The state of patent auctions

Over at IAM Blog, they have posted a recap of the most recent ICAP-OceanTomo patent auction. The headline of posting says it all: No big bids at ICAP OT auction as most lots go unsold; but value is created nevertheless. I’m not going to argue with Joff about whether value really was created. I agree that having the auction does create some new information about pricing. But I’m not sure this is the most useful or efficient way of creating and disseminating market price information. There are other mechanisms — harkening back to the earlier days of commerce — such as clearinghouses and broker surveys. I know that some of these already exist such as large expensive surveys of licensing transactions.

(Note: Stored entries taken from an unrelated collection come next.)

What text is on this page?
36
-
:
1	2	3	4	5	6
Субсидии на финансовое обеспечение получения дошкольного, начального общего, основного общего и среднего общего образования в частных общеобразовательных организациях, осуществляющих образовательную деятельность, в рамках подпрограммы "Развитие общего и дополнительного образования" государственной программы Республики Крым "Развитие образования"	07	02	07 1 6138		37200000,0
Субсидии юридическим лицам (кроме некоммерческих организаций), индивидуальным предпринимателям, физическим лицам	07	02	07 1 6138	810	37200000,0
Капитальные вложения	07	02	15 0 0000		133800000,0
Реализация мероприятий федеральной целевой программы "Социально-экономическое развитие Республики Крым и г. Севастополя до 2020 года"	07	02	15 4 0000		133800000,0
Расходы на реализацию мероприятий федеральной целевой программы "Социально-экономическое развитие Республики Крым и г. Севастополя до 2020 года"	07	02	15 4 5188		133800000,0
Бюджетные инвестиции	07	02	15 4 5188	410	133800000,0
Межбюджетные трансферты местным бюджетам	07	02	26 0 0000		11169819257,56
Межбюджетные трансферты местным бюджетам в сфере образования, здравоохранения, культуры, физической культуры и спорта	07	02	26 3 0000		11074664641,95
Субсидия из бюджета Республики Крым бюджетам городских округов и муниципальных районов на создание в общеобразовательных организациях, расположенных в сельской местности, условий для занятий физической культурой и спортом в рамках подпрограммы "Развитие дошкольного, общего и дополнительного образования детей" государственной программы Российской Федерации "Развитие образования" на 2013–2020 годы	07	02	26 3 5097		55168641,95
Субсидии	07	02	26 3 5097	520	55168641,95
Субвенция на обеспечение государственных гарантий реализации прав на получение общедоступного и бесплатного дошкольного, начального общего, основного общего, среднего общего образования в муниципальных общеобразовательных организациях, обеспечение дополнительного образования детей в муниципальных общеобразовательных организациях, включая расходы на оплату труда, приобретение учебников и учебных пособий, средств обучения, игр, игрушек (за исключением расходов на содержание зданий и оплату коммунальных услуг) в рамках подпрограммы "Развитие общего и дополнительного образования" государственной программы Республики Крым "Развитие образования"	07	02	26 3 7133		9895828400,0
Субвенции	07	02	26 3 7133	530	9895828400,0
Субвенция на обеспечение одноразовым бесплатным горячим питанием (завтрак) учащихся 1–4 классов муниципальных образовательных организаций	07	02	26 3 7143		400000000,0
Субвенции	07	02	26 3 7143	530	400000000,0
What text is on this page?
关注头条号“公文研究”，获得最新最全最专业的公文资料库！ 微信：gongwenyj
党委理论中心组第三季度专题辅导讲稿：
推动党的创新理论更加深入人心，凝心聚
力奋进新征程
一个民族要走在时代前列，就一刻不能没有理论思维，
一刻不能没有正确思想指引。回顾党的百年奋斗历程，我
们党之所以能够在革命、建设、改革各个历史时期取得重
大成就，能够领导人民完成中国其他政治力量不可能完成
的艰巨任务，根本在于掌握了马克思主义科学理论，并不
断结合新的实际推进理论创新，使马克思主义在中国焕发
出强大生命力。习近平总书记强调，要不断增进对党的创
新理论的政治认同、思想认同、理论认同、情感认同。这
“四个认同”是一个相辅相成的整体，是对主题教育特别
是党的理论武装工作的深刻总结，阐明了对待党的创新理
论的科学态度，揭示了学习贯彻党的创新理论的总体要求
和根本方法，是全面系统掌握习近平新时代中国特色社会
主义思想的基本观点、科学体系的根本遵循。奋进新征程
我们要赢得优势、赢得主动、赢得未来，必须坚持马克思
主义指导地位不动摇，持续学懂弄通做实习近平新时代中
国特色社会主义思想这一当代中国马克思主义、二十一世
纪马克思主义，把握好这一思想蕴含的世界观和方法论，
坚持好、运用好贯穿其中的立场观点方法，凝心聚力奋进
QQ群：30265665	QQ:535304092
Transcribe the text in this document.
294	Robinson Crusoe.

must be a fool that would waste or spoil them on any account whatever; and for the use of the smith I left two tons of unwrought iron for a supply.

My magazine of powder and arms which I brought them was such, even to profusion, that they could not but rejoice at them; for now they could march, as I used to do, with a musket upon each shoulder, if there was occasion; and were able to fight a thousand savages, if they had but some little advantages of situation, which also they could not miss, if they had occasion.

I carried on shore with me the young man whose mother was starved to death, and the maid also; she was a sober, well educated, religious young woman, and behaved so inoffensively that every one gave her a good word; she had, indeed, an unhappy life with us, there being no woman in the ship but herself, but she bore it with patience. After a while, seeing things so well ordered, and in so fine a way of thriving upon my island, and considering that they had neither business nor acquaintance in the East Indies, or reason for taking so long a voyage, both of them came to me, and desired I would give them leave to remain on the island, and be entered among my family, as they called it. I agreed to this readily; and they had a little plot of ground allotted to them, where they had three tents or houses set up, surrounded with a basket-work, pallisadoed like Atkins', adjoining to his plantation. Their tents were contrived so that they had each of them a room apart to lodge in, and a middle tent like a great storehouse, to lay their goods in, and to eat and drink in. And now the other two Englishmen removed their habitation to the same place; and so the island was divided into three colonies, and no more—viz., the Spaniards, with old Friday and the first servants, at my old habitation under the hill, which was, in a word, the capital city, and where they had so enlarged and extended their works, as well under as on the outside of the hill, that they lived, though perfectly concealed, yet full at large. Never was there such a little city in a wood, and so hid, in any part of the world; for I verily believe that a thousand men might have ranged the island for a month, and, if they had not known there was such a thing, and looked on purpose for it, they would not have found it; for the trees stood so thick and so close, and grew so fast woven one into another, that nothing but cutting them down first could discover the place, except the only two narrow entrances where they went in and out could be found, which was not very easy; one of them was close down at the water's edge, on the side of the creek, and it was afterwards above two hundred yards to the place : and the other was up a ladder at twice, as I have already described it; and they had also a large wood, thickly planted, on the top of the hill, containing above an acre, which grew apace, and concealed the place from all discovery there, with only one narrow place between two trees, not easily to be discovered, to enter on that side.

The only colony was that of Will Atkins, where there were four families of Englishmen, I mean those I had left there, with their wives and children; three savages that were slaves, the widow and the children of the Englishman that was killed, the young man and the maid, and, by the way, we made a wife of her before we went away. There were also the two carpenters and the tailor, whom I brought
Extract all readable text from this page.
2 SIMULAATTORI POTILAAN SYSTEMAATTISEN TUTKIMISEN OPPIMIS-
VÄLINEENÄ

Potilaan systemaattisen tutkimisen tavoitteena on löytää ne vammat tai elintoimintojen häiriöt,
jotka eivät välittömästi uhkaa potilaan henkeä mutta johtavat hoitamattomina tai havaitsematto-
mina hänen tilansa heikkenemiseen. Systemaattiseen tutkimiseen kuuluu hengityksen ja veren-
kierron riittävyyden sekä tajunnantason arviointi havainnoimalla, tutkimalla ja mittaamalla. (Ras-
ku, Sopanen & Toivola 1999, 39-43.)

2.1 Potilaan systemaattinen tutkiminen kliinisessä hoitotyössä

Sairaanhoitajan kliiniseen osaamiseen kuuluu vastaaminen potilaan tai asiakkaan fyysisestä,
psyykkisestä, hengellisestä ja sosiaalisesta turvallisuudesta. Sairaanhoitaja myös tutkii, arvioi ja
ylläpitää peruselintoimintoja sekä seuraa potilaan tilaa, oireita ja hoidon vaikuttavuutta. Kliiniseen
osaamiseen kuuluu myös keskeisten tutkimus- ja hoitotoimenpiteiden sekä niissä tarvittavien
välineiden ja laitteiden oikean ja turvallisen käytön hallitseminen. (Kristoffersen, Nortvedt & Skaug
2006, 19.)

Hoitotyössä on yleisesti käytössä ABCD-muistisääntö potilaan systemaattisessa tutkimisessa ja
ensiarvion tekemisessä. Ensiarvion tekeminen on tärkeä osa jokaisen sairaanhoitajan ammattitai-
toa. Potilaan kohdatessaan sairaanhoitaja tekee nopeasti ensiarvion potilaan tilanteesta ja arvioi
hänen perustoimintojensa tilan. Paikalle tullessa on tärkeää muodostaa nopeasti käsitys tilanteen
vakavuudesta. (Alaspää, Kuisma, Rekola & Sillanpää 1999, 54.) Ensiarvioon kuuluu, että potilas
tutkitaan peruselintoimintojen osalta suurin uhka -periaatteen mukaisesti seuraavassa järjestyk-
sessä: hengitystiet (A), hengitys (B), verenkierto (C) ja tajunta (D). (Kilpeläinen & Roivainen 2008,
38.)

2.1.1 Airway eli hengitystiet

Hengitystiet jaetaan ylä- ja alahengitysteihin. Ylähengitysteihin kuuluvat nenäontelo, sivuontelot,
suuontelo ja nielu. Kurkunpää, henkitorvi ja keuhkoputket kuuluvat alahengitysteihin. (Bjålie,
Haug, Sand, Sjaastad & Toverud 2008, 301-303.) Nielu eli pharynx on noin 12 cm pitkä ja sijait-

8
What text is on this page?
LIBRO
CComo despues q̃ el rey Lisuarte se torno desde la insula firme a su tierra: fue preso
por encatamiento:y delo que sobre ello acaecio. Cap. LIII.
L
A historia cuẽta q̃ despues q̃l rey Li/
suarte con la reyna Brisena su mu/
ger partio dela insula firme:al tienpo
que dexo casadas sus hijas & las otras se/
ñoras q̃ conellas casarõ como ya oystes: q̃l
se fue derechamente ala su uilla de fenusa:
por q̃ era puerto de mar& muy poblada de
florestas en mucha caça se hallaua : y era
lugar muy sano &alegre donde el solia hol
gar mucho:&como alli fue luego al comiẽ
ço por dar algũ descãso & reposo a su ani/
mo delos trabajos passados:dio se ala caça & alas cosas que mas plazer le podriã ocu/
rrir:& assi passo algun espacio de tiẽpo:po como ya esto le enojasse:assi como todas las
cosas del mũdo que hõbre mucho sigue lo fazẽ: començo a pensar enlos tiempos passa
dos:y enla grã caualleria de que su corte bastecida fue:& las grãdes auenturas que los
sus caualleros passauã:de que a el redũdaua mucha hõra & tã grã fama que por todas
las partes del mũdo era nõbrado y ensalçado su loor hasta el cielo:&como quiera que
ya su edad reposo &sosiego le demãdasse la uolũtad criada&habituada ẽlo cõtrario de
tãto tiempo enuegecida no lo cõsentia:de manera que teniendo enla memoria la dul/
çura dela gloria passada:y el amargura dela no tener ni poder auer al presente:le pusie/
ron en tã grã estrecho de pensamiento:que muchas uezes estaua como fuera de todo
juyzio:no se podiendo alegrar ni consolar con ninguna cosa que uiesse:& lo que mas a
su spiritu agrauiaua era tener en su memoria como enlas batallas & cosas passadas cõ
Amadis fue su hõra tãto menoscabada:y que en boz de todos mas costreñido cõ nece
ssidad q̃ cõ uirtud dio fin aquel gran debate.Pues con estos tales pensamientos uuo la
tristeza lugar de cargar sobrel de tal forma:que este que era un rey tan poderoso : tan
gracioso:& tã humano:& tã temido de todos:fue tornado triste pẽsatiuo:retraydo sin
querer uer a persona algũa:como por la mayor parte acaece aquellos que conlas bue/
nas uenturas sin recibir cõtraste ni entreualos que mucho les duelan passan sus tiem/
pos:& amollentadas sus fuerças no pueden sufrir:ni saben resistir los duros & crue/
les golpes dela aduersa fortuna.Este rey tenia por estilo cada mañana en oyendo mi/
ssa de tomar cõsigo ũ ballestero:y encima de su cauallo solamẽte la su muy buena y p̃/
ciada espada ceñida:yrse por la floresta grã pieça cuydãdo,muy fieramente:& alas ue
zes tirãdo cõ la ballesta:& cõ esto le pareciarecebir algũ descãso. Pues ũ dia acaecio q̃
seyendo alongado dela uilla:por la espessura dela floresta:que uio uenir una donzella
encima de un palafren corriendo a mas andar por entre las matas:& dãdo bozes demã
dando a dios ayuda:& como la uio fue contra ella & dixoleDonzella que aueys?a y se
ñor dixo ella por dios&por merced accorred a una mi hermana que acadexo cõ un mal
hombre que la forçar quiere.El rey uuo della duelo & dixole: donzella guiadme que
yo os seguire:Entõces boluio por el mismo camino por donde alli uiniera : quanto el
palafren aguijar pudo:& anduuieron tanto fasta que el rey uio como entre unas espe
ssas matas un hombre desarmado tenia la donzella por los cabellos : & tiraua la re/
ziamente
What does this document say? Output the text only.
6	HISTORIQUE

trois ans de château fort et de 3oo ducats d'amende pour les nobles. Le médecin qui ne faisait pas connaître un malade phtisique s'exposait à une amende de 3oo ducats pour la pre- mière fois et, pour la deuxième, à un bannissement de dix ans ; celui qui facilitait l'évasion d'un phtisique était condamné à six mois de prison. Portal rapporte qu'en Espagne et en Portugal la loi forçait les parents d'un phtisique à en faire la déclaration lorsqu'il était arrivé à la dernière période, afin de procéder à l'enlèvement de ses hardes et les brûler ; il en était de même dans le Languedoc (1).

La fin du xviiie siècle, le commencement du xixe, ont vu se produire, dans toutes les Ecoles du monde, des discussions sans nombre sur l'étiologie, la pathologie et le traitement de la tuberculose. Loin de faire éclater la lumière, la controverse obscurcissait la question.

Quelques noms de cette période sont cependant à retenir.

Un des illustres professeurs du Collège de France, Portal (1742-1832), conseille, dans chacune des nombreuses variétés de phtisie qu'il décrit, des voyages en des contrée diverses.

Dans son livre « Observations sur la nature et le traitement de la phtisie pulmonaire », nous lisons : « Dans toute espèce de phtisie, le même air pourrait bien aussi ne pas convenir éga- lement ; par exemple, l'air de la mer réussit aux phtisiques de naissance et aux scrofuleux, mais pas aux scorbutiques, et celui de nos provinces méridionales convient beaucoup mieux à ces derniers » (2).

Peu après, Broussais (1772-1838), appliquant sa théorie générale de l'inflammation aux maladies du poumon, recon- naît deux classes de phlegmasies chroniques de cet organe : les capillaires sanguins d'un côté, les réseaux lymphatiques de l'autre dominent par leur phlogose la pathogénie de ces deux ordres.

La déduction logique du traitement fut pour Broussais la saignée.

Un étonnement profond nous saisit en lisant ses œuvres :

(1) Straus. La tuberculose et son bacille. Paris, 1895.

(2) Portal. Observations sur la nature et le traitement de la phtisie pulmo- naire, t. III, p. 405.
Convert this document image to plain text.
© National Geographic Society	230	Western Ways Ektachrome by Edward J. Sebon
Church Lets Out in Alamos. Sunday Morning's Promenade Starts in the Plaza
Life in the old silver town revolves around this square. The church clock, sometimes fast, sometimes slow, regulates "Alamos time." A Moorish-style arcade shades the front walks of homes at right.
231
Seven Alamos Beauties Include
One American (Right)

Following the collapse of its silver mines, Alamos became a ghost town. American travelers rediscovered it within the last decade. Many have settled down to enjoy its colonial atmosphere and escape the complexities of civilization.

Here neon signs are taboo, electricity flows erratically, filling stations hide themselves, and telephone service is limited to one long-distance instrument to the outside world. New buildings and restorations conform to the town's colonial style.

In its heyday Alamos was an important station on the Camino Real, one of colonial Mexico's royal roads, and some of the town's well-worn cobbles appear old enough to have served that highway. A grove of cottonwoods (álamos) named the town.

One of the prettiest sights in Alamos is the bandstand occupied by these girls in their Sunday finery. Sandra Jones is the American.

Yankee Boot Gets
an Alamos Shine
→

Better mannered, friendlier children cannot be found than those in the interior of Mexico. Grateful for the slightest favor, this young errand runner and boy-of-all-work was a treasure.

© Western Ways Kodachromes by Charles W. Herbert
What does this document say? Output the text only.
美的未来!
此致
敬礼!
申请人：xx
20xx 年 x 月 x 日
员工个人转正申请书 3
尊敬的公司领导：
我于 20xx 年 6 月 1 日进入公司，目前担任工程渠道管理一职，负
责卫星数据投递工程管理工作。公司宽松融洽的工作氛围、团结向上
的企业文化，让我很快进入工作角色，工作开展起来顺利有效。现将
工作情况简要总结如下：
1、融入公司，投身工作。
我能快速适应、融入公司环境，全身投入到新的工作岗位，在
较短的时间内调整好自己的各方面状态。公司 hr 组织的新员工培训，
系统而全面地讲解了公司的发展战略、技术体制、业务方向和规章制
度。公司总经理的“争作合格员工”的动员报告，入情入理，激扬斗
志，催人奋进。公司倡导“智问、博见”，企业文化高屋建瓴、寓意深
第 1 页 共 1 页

But we might want to think about other ways to pierce the veil of, as Joff puts it, “what is normally a very opaque world.” One way might be through enhanced corporate reporting (see our ealier report Reporting Intangibles: A Hard Look at Improving Business Information in the US). For example, there could be more detailed disclosure of what companies (and universities) sold and bought and the price. I realize that such disclosure will raise howls of protest about “confidential information.” But, the same cries were heard in the past about giving investors even basic information such as revenues.
On other point on the auction. The IAM blog posting has the follow analysis from Terry Ludlow of Chipworks: “High quality and valuable patents still sell for good prices where there is a valid business proposition – but, no-one is snapping up speculative high risk IP.” I think that is a succinct and insightful statement about the state of the market. Enough said.